Akademik Veri Yönetim Sistemi
Journal of Materials Science, 2025 (SCI-Expanded, Scopus)
Ti6Al4V alloys were fabricated using a selective laser melting (SLM) method at different energy densities. Afterward, TiO2 nanotube (TNT) films were deposited on the surfaces of these substrates via anodization to investigate the effect of energy density on the resulting TNT structures. According to results, the high-energy–density SLM sample exhibited a relative density (RD) exceeding 98.8%, representing the highest RD among all the fabricated samples. Moreover, the smallest nanotube diameter and the greatest film thickness were obtained from the anodization of the substrate with the highest relative density, which was a result of being fabricated at the highest energy density. Electrochemical tests revealed significant improvements in corrosion resistance for TNT-coated samples compared to untreated Ti6Al4V. The TNT-coated Ti6Al4V sample fabricated at the highest SLM energy density (A2) exhibited the highest corrosion potential (Ecorr = −1.24 V) and the lowest corrosion current density (Icorr = 56 × 10⁻⁸ A/cm2), while untreated Ti6Al4V (A1) showed Ecorr = −1.74 V and Icorr = 303 × 10⁻⁷ A/cm2. Biological evaluations demonstrated that TiO₂ nanotube (TNT) coatings significantly enhanced the biocompatibility and antibacterial properties of Ti6Al4V surfaces, particularly for the A2 sample.
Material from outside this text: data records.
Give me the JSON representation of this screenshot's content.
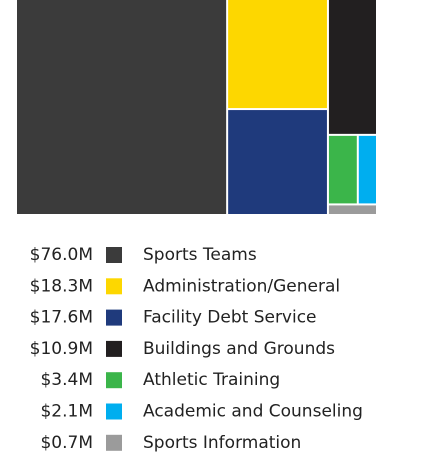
{
  "chart_data": {
    "type": "treemap",
    "categories": [
      "Sports Teams",
      "Administration/General",
      "Facility Debt Service",
      "Buildings and Grounds",
      "Athletic Training",
      "Academic and Counseling",
      "Sports Information"
    ],
    "values": [
      76.0,
      18.3,
      17.6,
      10.9,
      3.4,
      2.1,
      0.7
    ],
    "value_labels": [
      "$76.0M",
      "$18.3M",
      "$17.6M",
      "$10.9M",
      "$3.4M",
      "$2.1M",
      "$0.7M"
    ],
    "colors": [
      "#3b3b3b",
      "#fdd700",
      "#1f3a7c",
      "#221f20",
      "#3bb54a",
      "#00aeef",
      "#9b9b9b"
    ],
    "legend": "bottom"
  }
}
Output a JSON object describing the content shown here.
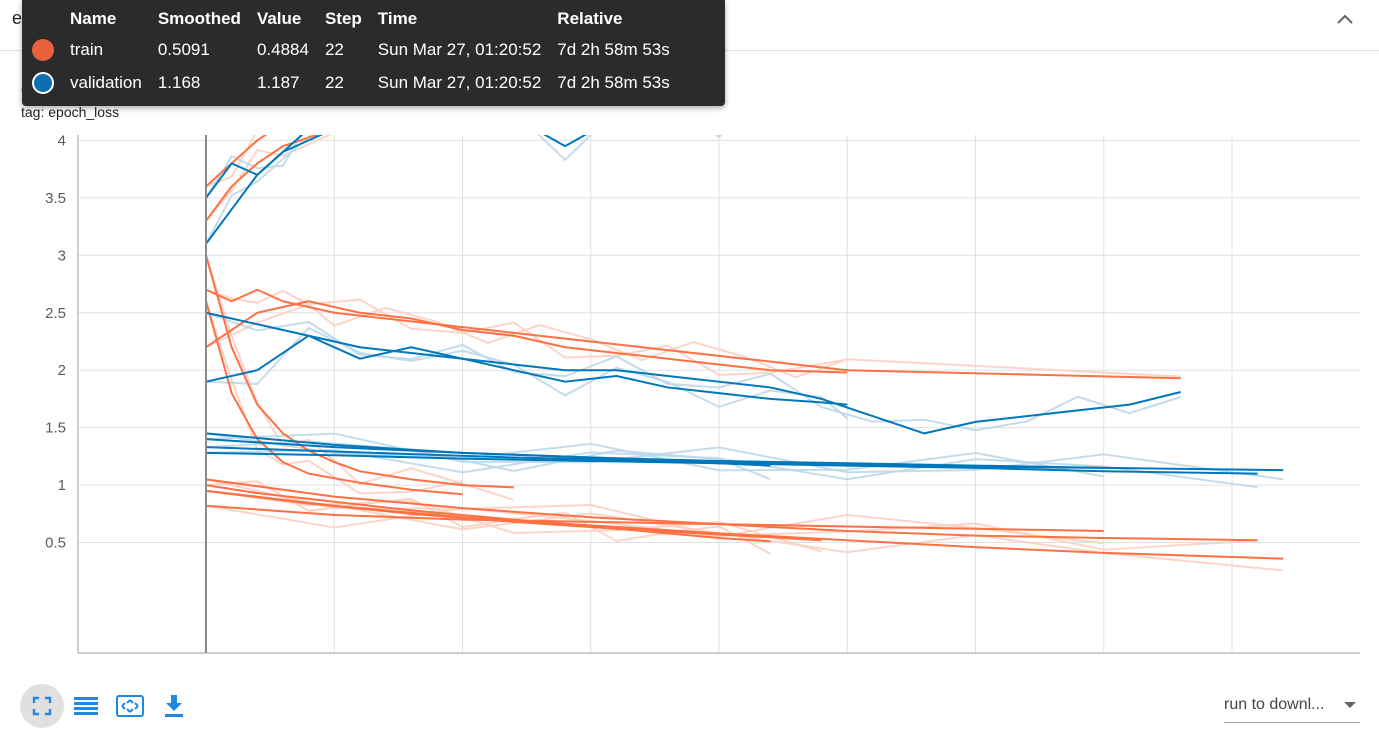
{
  "card": {
    "title": "epoch_loss",
    "collapse_icon": "chevron-up-icon"
  },
  "run_title": "epoch_loss",
  "tag_line": "tag: epoch_loss",
  "tooltip": {
    "headers": [
      "Name",
      "Smoothed",
      "Value",
      "Step",
      "Time",
      "Relative"
    ],
    "rows": [
      {
        "name": "train",
        "smoothed": "0.5091",
        "value": "0.4884",
        "step": "22",
        "time": "Sun Mar 27, 01:20:52",
        "relative": "7d 2h 58m 53s",
        "color": "#e8603c"
      },
      {
        "name": "validation",
        "smoothed": "1.168",
        "value": "1.187",
        "step": "22",
        "time": "Sun Mar 27, 01:20:52",
        "relative": "7d 2h 58m 53s",
        "color": "#0b6fb0"
      }
    ]
  },
  "toolbar": {
    "icons": [
      "fit-domain-icon",
      "data-table-icon",
      "expand-icon",
      "download-icon"
    ]
  },
  "run_select": {
    "label": "run to downl..."
  },
  "colors": {
    "train": "#ff7043",
    "train_faint": "#fbd0c2",
    "validation": "#0077bb",
    "validation_faint": "#bcd8ea",
    "toolbar_icon": "#1e88e5"
  },
  "chart_data": {
    "type": "line",
    "title": "",
    "xlabel": "",
    "ylabel": "",
    "xlim": [
      -5,
      45
    ],
    "ylim": [
      0.2,
      4.5
    ],
    "xticks": [
      0,
      5,
      10,
      15,
      20,
      25,
      30,
      35,
      40
    ],
    "yticks": [
      0.5,
      1,
      1.5,
      2,
      2.5,
      3,
      3.5,
      4
    ],
    "grid": true,
    "legend": "tooltip top-left",
    "series": [
      {
        "name": "train",
        "role": "train",
        "x": [
          0,
          2,
          4,
          6,
          8,
          10,
          12,
          14,
          16,
          18,
          20,
          22
        ],
        "y": [
          1.0,
          0.93,
          0.88,
          0.83,
          0.78,
          0.74,
          0.7,
          0.66,
          0.62,
          0.58,
          0.54,
          0.51
        ]
      },
      {
        "name": "train",
        "role": "train",
        "x": [
          0,
          5,
          10,
          15,
          20,
          25,
          30,
          35,
          42
        ],
        "y": [
          0.95,
          0.82,
          0.72,
          0.65,
          0.58,
          0.52,
          0.46,
          0.41,
          0.36
        ]
      },
      {
        "name": "train",
        "role": "train",
        "x": [
          0,
          5,
          10,
          15,
          20,
          25,
          30,
          35,
          41
        ],
        "y": [
          1.05,
          0.9,
          0.8,
          0.72,
          0.66,
          0.6,
          0.56,
          0.54,
          0.52
        ]
      },
      {
        "name": "train",
        "role": "train",
        "x": [
          0,
          5,
          10,
          15,
          20,
          25,
          30,
          35
        ],
        "y": [
          0.82,
          0.74,
          0.7,
          0.68,
          0.66,
          0.64,
          0.62,
          0.6
        ]
      },
      {
        "name": "train",
        "role": "train",
        "x": [
          0,
          4,
          8,
          12,
          16,
          20,
          24
        ],
        "y": [
          0.95,
          0.84,
          0.75,
          0.68,
          0.62,
          0.57,
          0.52
        ]
      },
      {
        "name": "train",
        "role": "train",
        "x": [
          0,
          1,
          2,
          3,
          4,
          5,
          6,
          8,
          10,
          12
        ],
        "y": [
          3.0,
          2.2,
          1.7,
          1.45,
          1.3,
          1.2,
          1.12,
          1.05,
          1.0,
          0.98
        ]
      },
      {
        "name": "train",
        "role": "train",
        "x": [
          0,
          1,
          2,
          3,
          4,
          6,
          8,
          10
        ],
        "y": [
          2.6,
          1.8,
          1.4,
          1.2,
          1.1,
          1.02,
          0.96,
          0.92
        ]
      },
      {
        "name": "train",
        "role": "train",
        "x": [
          0,
          1,
          2,
          3,
          4,
          5,
          7,
          9,
          11,
          13,
          15,
          17,
          19,
          21,
          23,
          25,
          38
        ],
        "y": [
          2.7,
          2.6,
          2.7,
          2.6,
          2.55,
          2.5,
          2.45,
          2.4,
          2.35,
          2.3,
          2.25,
          2.2,
          2.15,
          2.1,
          2.05,
          2.0,
          1.93
        ]
      },
      {
        "name": "train",
        "role": "train",
        "x": [
          0,
          2,
          4,
          6,
          8,
          10,
          12,
          14,
          16,
          18,
          20,
          22,
          25
        ],
        "y": [
          2.2,
          2.5,
          2.6,
          2.5,
          2.45,
          2.35,
          2.3,
          2.2,
          2.15,
          2.1,
          2.05,
          2.0,
          1.98
        ]
      },
      {
        "name": "train",
        "role": "train",
        "x": [
          0,
          1,
          2,
          3,
          4,
          6,
          8,
          10,
          12,
          23
        ],
        "y": [
          3.6,
          3.8,
          4.0,
          4.15,
          4.25,
          4.35,
          4.4,
          4.45,
          4.5,
          4.5
        ]
      },
      {
        "name": "train",
        "role": "train",
        "x": [
          0,
          1,
          2,
          3,
          5,
          7,
          9,
          11,
          22
        ],
        "y": [
          3.3,
          3.6,
          3.8,
          3.95,
          4.1,
          4.2,
          4.3,
          4.4,
          4.3
        ]
      },
      {
        "name": "validation",
        "role": "validation",
        "x": [
          0,
          4,
          8,
          12,
          16,
          20,
          22
        ],
        "y": [
          1.33,
          1.3,
          1.27,
          1.24,
          1.22,
          1.19,
          1.17
        ]
      },
      {
        "name": "validation",
        "role": "validation",
        "x": [
          0,
          5,
          10,
          15,
          20,
          25,
          30,
          35,
          42
        ],
        "y": [
          1.4,
          1.33,
          1.28,
          1.24,
          1.21,
          1.19,
          1.17,
          1.15,
          1.13
        ]
      },
      {
        "name": "validation",
        "role": "validation",
        "x": [
          0,
          5,
          10,
          15,
          20,
          25,
          30,
          35,
          41
        ],
        "y": [
          1.28,
          1.26,
          1.23,
          1.21,
          1.19,
          1.17,
          1.15,
          1.12,
          1.1
        ]
      },
      {
        "name": "validation",
        "role": "validation",
        "x": [
          0,
          5,
          10,
          15,
          20,
          25,
          30,
          35
        ],
        "y": [
          1.45,
          1.35,
          1.28,
          1.24,
          1.2,
          1.18,
          1.16,
          1.15
        ]
      },
      {
        "name": "validation",
        "role": "validation",
        "x": [
          0,
          2,
          4,
          6,
          8,
          10,
          12,
          14,
          16,
          18,
          20,
          22,
          24,
          25
        ],
        "y": [
          1.9,
          2.0,
          2.3,
          2.1,
          2.2,
          2.1,
          2.0,
          1.9,
          1.95,
          1.85,
          1.8,
          1.75,
          1.72,
          1.7
        ]
      },
      {
        "name": "validation",
        "role": "validation",
        "x": [
          0,
          2,
          4,
          6,
          8,
          10,
          12,
          14,
          16,
          18,
          20,
          22,
          24,
          26,
          28,
          30,
          32,
          34,
          36,
          38
        ],
        "y": [
          2.5,
          2.4,
          2.3,
          2.2,
          2.15,
          2.1,
          2.05,
          2.0,
          2.0,
          1.95,
          1.9,
          1.85,
          1.75,
          1.6,
          1.45,
          1.55,
          1.6,
          1.65,
          1.7,
          1.81
        ]
      },
      {
        "name": "validation",
        "role": "validation",
        "x": [
          0,
          1,
          2,
          3,
          4,
          6,
          8,
          10,
          12,
          14,
          16,
          18,
          20,
          22,
          23
        ],
        "y": [
          3.5,
          3.8,
          3.7,
          3.9,
          4.1,
          4.3,
          4.5,
          4.45,
          4.2,
          3.95,
          4.2,
          4.3,
          4.15,
          4.35,
          4.14
        ]
      },
      {
        "name": "validation",
        "role": "validation",
        "x": [
          0,
          1,
          2,
          3,
          5,
          7,
          9,
          23
        ],
        "y": [
          3.1,
          3.4,
          3.7,
          3.9,
          4.1,
          4.3,
          4.5,
          4.14
        ]
      }
    ]
  }
}
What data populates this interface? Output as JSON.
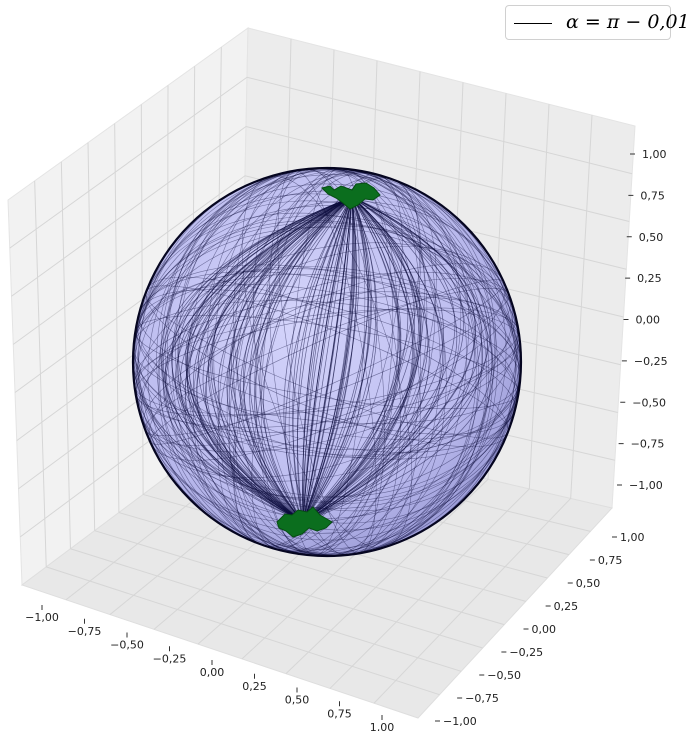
{
  "chart_data": {
    "type": "line",
    "projection": "3d",
    "title": "",
    "xlabel": "",
    "ylabel": "",
    "zlabel": "",
    "xlim": [
      -1.0,
      1.0
    ],
    "ylim": [
      -1.0,
      1.0
    ],
    "zlim": [
      -1.0,
      1.0
    ],
    "grid": true,
    "legend_position": "top-right",
    "legend": [
      {
        "label": "α = π − 0,01",
        "color": "#000000"
      }
    ],
    "surface": {
      "shape": "unit sphere",
      "color": "#b8b8f0"
    },
    "curve_color": "#0a0a3a",
    "cluster_color": "#0b6e1e",
    "x_ticks": [
      "−1,00",
      "−0,75",
      "−0,50",
      "−0,25",
      "0,00",
      "0,25",
      "0,50",
      "0,75",
      "1,00"
    ],
    "y_ticks": [
      "−1,00",
      "−0,75",
      "−0,50",
      "−0,25",
      "0,00",
      "0,25",
      "0,50",
      "0,75",
      "1,00"
    ],
    "z_ticks": [
      "1,00",
      "0,75",
      "0,50",
      "0,25",
      "0,00",
      "−0,25",
      "−0,50",
      "−0,75",
      "−1,00"
    ]
  }
}
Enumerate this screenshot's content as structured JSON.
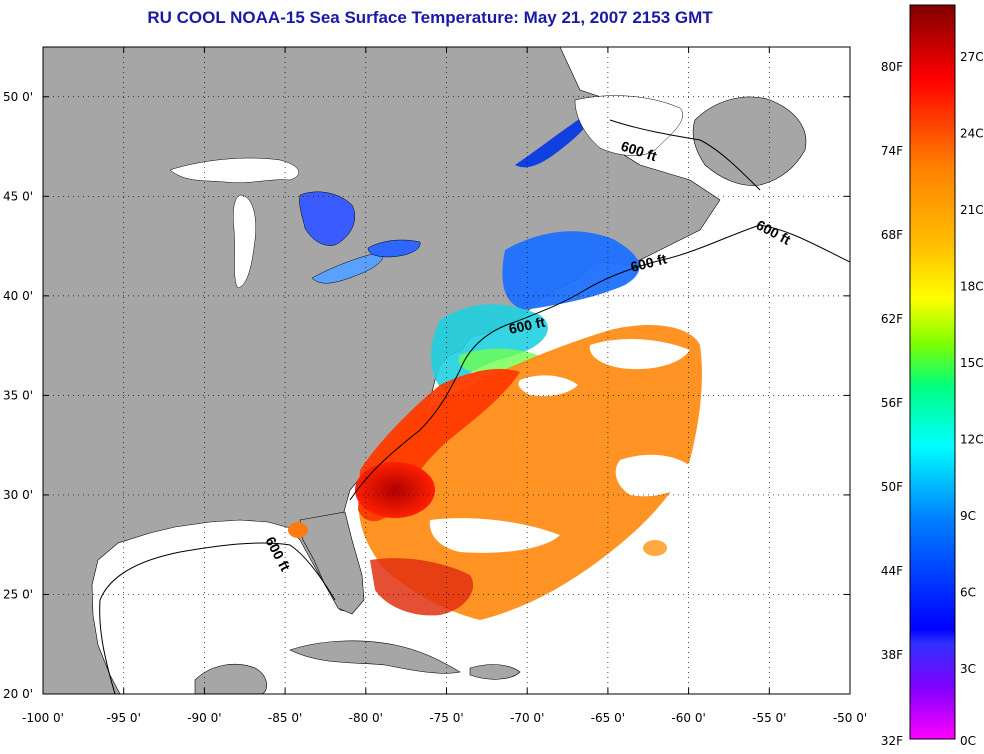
{
  "title": "RU COOL  NOAA-15  Sea Surface Temperature:  May 21, 2007 2153 GMT",
  "map": {
    "lat_ticks": [
      {
        "value": 50,
        "label": "50 0'"
      },
      {
        "value": 45,
        "label": "45 0'"
      },
      {
        "value": 40,
        "label": "40 0'"
      },
      {
        "value": 35,
        "label": "35 0'"
      },
      {
        "value": 30,
        "label": "30 0'"
      },
      {
        "value": 25,
        "label": "25 0'"
      },
      {
        "value": 20,
        "label": "20 0'"
      }
    ],
    "lon_ticks": [
      {
        "value": -100,
        "label": "-100 0'"
      },
      {
        "value": -95,
        "label": "-95 0'"
      },
      {
        "value": -90,
        "label": "-90 0'"
      },
      {
        "value": -85,
        "label": "-85 0'"
      },
      {
        "value": -80,
        "label": "-80 0'"
      },
      {
        "value": -75,
        "label": "-75 0'"
      },
      {
        "value": -70,
        "label": "-70 0'"
      },
      {
        "value": -65,
        "label": "-65 0'"
      },
      {
        "value": -60,
        "label": "-60 0'"
      },
      {
        "value": -55,
        "label": "-55 0'"
      },
      {
        "value": -50,
        "label": "-50 0'"
      }
    ],
    "lat_range": [
      20,
      52.5
    ],
    "lon_range": [
      -100,
      -50
    ],
    "depth_contour_labels": [
      "600 ft",
      "600 ft",
      "600 ft",
      "600 ft",
      "600 ft"
    ],
    "land_color": "#a6a6a6",
    "no_data_color": "#ffffff"
  },
  "colorbar": {
    "fahrenheit_labels": [
      "80F",
      "74F",
      "68F",
      "62F",
      "56F",
      "50F",
      "44F",
      "38F",
      "32F"
    ],
    "celsius_labels": [
      "27C",
      "24C",
      "21C",
      "18C",
      "15C",
      "12C",
      "9C",
      "6C",
      "3C",
      "0C"
    ],
    "stops": [
      "#800000",
      "#ff0000",
      "#ff8000",
      "#ffff00",
      "#80ff00",
      "#00ff80",
      "#00ffff",
      "#0080ff",
      "#0000ff",
      "#8000ff",
      "#ff00ff"
    ]
  }
}
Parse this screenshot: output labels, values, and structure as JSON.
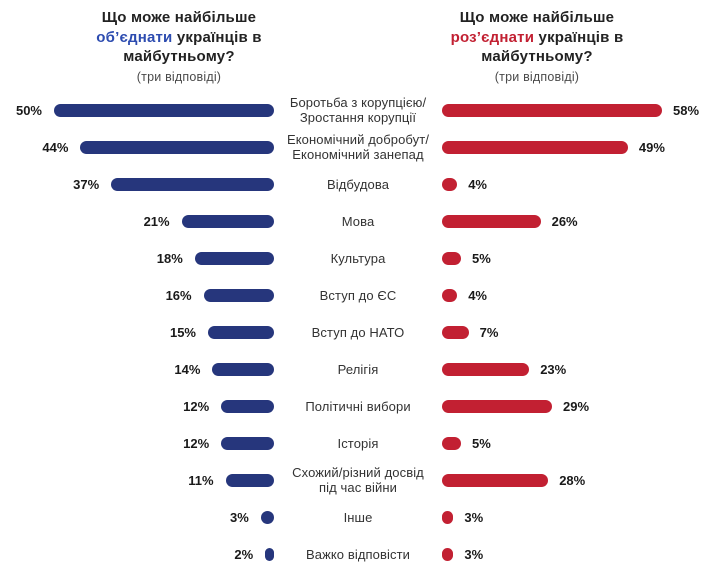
{
  "header": {
    "left": {
      "line1": "Що може найбільше",
      "highlight": "об’єднати",
      "line2_rest": "українців в",
      "line3": "майбутньому?",
      "subtitle": "(три відповіді)",
      "highlight_color": "#2d4cb0"
    },
    "right": {
      "line1": "Що може найбільше",
      "highlight": "роз’єднати",
      "line2_rest": "українців в",
      "line3": "майбутньому?",
      "subtitle": "(три відповіді)",
      "highlight_color": "#c22032"
    }
  },
  "chart_data": {
    "type": "bar",
    "orientation": "horizontal-diverging",
    "unit": "%",
    "categories": [
      "Боротьба з корупцією/\nЗростання корупції",
      "Економічний добробут/\nЕкономічний занепад",
      "Відбудова",
      "Мова",
      "Культура",
      "Вступ до ЄС",
      "Вступ до НАТО",
      "Релігія",
      "Політичні вибори",
      "Історія",
      "Схожий/різний досвід\nпід час війни",
      "Інше",
      "Важко відповісти"
    ],
    "series": [
      {
        "name": "Об’єднати",
        "side": "left",
        "color": "#26367c",
        "values": [
          50,
          44,
          37,
          21,
          18,
          16,
          15,
          14,
          12,
          12,
          11,
          3,
          2
        ]
      },
      {
        "name": "Роз’єднати",
        "side": "right",
        "color": "#c22032",
        "values": [
          58,
          49,
          4,
          26,
          5,
          4,
          7,
          23,
          29,
          5,
          28,
          3,
          3
        ]
      }
    ]
  }
}
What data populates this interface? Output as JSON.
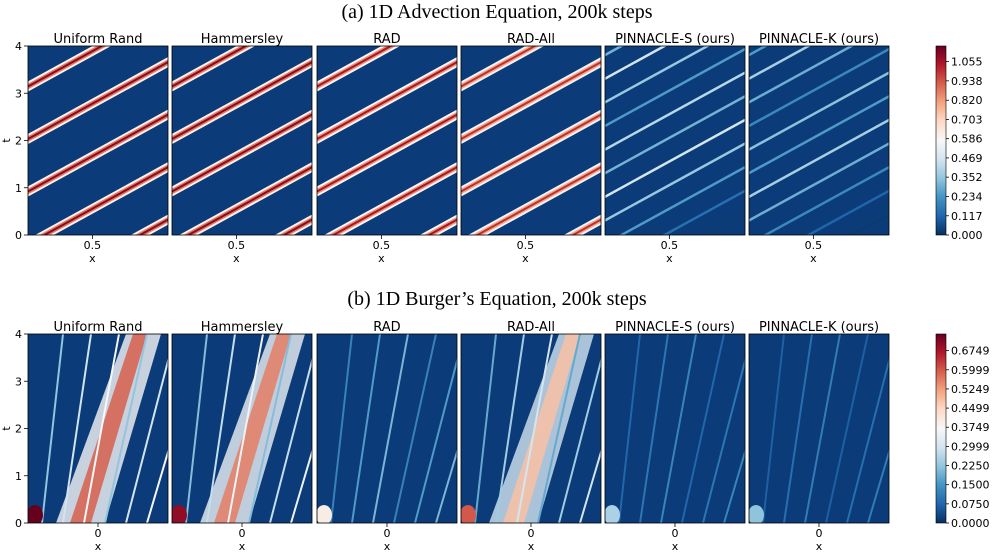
{
  "colors": {
    "cmap": [
      "#053061",
      "#2166ac",
      "#4393c3",
      "#92c5de",
      "#d1e5f0",
      "#f7f7f7",
      "#fddbc7",
      "#f4a582",
      "#d6604d",
      "#b2182b",
      "#67001f"
    ],
    "background": "#0b3b78"
  },
  "chart_data": [
    {
      "type": "heatmap",
      "title": "(a) 1D Advection Equation, 200k steps",
      "xlabel": "x",
      "ylabel": "t",
      "x_ticks": [
        "0.5"
      ],
      "y_ticks": [
        "0",
        "1",
        "2",
        "3",
        "4"
      ],
      "ylim": [
        0,
        4
      ],
      "colorbar": {
        "min": 0.0,
        "max": 1.15,
        "ticks": [
          "0.000",
          "0.117",
          "0.234",
          "0.352",
          "0.469",
          "0.586",
          "0.703",
          "0.820",
          "0.938",
          "1.055"
        ],
        "tick_values": [
          0.0,
          0.117,
          0.234,
          0.352,
          0.469,
          0.586,
          0.703,
          0.82,
          0.938,
          1.055
        ]
      },
      "panels": [
        {
          "title": "Uniform Rand",
          "max_error": 1.1,
          "pattern": "periodic diagonal error bands"
        },
        {
          "title": "Hammersley",
          "max_error": 1.1,
          "pattern": "periodic diagonal error bands"
        },
        {
          "title": "RAD",
          "max_error": 1.05,
          "pattern": "periodic diagonal error bands"
        },
        {
          "title": "RAD-All",
          "max_error": 1.0,
          "pattern": "weaker diagonal error bands"
        },
        {
          "title": "PINNACLE-S (ours)",
          "max_error": 0.55,
          "pattern": "thin diagonal streaks"
        },
        {
          "title": "PINNACLE-K (ours)",
          "max_error": 0.45,
          "pattern": "faint diagonal streaks"
        }
      ]
    },
    {
      "type": "heatmap",
      "title": "(b) 1D Burger’s Equation, 200k steps",
      "xlabel": "x",
      "ylabel": "t",
      "x_ticks": [
        "0"
      ],
      "y_ticks": [
        "0",
        "1",
        "2",
        "3",
        "4"
      ],
      "ylim": [
        0,
        4
      ],
      "colorbar": {
        "min": 0.0,
        "max": 0.74,
        "ticks": [
          "0.0000",
          "0.0750",
          "0.1500",
          "0.2250",
          "0.2999",
          "0.3749",
          "0.4499",
          "0.5249",
          "0.5999",
          "0.6749"
        ],
        "tick_values": [
          0.0,
          0.075,
          0.15,
          0.225,
          0.2999,
          0.3749,
          0.4499,
          0.5249,
          0.5999,
          0.6749
        ]
      },
      "panels": [
        {
          "title": "Uniform Rand",
          "max_error": 0.74,
          "pattern": "wedge error near shock"
        },
        {
          "title": "Hammersley",
          "max_error": 0.7,
          "pattern": "wedge error near shock"
        },
        {
          "title": "RAD",
          "max_error": 0.4,
          "pattern": "thin shock streaks"
        },
        {
          "title": "RAD-All",
          "max_error": 0.6,
          "pattern": "wedge error near shock"
        },
        {
          "title": "PINNACLE-S (ours)",
          "max_error": 0.25,
          "pattern": "faint shock streaks"
        },
        {
          "title": "PINNACLE-K (ours)",
          "max_error": 0.22,
          "pattern": "faint shock streaks"
        }
      ]
    }
  ]
}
Fluorescence staining, MTT assays, and nuclear staining confirmed that A2, which featured reduced nanotube diameter and increased length, supported superior osteoblast adhesion, proliferation, and viability, while also exhibiting the strongest antibacterial activity against E. coli. These improvements were attributed to the optimized nanotopography, which promoted cell interaction and inhibited bacterial adhesion.